Predator-prey relationships govern wildlife population change.

14 Dec 2008, 7:25pm
by rustin


wolves will destroy the hunting oportunities that we have come to know and love in idaho…please stop ignoring the facts and come together to stop these insatiable predators from killing off your sons and daughters big game future.

14 Dec 2008, 7:32pm
by Greg


And we know that wolf predation on private property and the livestock kills is on the increase, in Idaho in 2008 (above 2007 numbers). The wolfie is running out of elk to eat/sport kill/surplus kill, and is moving into towns. Move over folks you got company soon. The wild Disneyesque mythological kills the weak and don’t attack man wolf dogma tales are crumbling apart, just like your global warming hoax getting blown back into your faces via 650 International Scientists calling bunk on the UN Panels 52 clingers to that nonsense. Your wolfie is gonna prove you wrong in broad daylight, stay tuned.

14 Dec 2008, 8:07pm
by Lee


You ignored every comment I made on this subject.

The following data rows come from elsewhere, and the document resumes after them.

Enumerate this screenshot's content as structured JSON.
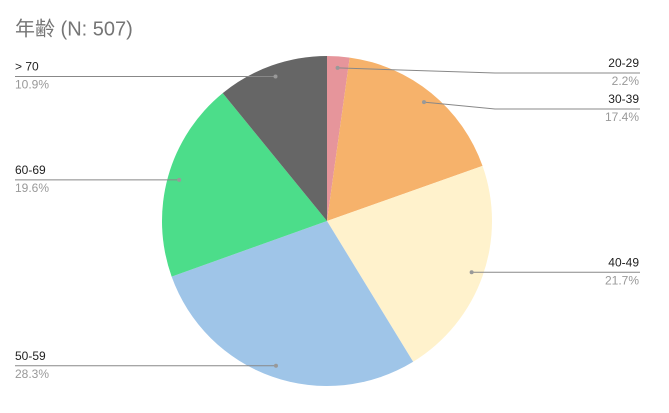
{
  "chart_data": {
    "type": "pie",
    "title": "年齢 (N: 507)",
    "categories": [
      "20-29",
      "30-39",
      "40-49",
      "50-59",
      "60-69",
      "> 70"
    ],
    "values": [
      2.2,
      17.4,
      21.7,
      28.3,
      19.6,
      10.9
    ],
    "value_labels": [
      "2.2%",
      "17.4%",
      "21.7%",
      "28.3%",
      "19.6%",
      "10.9%"
    ],
    "colors": [
      "#e6959b",
      "#f6b26b",
      "#fff2cc",
      "#9fc5e8",
      "#4cdd8a",
      "#666666"
    ]
  }
}
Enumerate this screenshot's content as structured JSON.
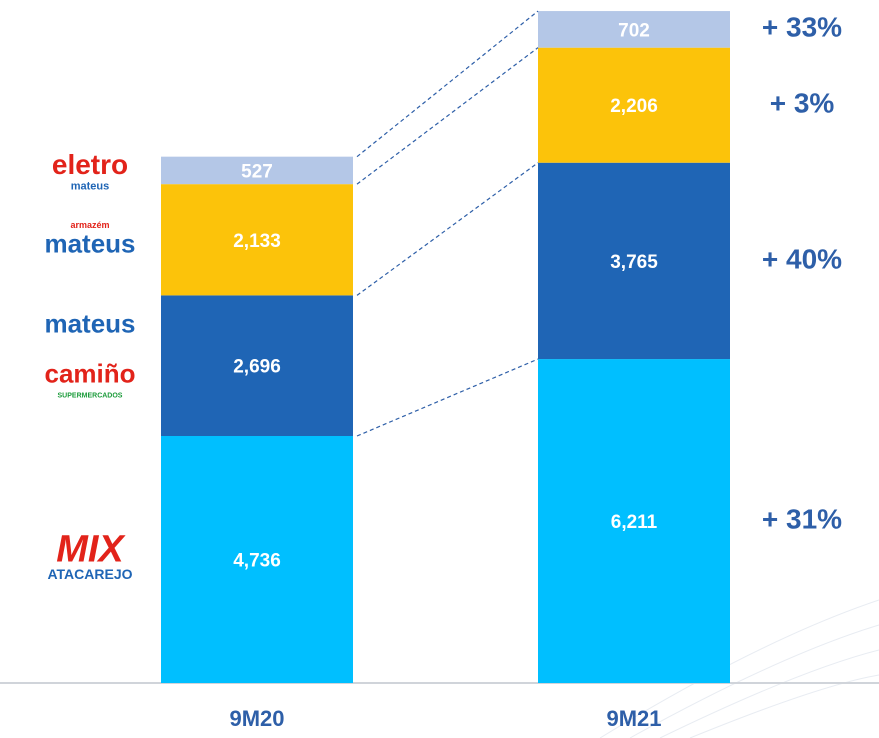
{
  "chart_data": {
    "type": "stacked-bar",
    "categories": [
      "9M20",
      "9M21"
    ],
    "series": [
      {
        "logo": [
          "MIX",
          "ATACAREJO"
        ],
        "color": "#00bfff",
        "values": [
          4736,
          6211
        ],
        "value_labels": [
          "4,736",
          "6,211"
        ]
      },
      {
        "logo": [
          "mateus",
          "camiño",
          "SUPERMERCADOS"
        ],
        "color": "#1f65b5",
        "values": [
          2696,
          3765
        ],
        "value_labels": [
          "2,696",
          "3,765"
        ]
      },
      {
        "logo": [
          "armazém",
          "mateus"
        ],
        "color": "#fcc30a",
        "values": [
          2133,
          2206
        ],
        "value_labels": [
          "2,133",
          "2,206"
        ]
      },
      {
        "logo": [
          "eletro",
          "mateus"
        ],
        "color": "#b4c7e7",
        "values": [
          527,
          702
        ],
        "value_labels": [
          "527",
          "702"
        ]
      }
    ],
    "growth": {
      "values": [
        31,
        40,
        3,
        33
      ],
      "value_labels": [
        "+ 31%",
        "+ 40%",
        "+ 3%",
        "+ 33%"
      ]
    },
    "ylim": [
      0,
      13000
    ]
  }
}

“Steve presented his opinion as supposition.” That is obvious! No verification for any of the story.

15 Dec 2008, 4:56am
by Greg


There is no verification for the funds allocated for the wolves program, there is no verification that any psuedo preconceived made up, dreamed up, science to attempt to justify this wolf program coulda woulda shoulda worked from the beginning. Especially with no management program to hit at the correct time to help landlocked elk/deer function with the additional predators dumped in their midst. This wolf program had design flaws from the word go, and I believe it was intentional. I packed in and out of lakes this season myself, one of those lakes three times, I saw wolves all around twice and once did not see any wolves, your once in and out trip is also pointless supposition and useless conjecture as well. What is described in this article supports what I have witnessed in the Frank Church Wilderness. It’s a wipeout, and it’s going to become irrefutable very soon, then you can change your half name and get on the team that had it right all along. The advantages of half identification while shouting from your shoebox. Or should we call you Ralph?

21 May 2009, 12:04pm
by chandie


Lee has been listening too much to Ralph.

9 Dec 2009, 12:15pm
by dakota


its sad i mean im doing a project on wolves and it makes me want to cry

20 Dec 2009, 7:04pm
by YPmule


It is sad. Every time I see our mare limping from being hamstrung by wolves, I want to cry.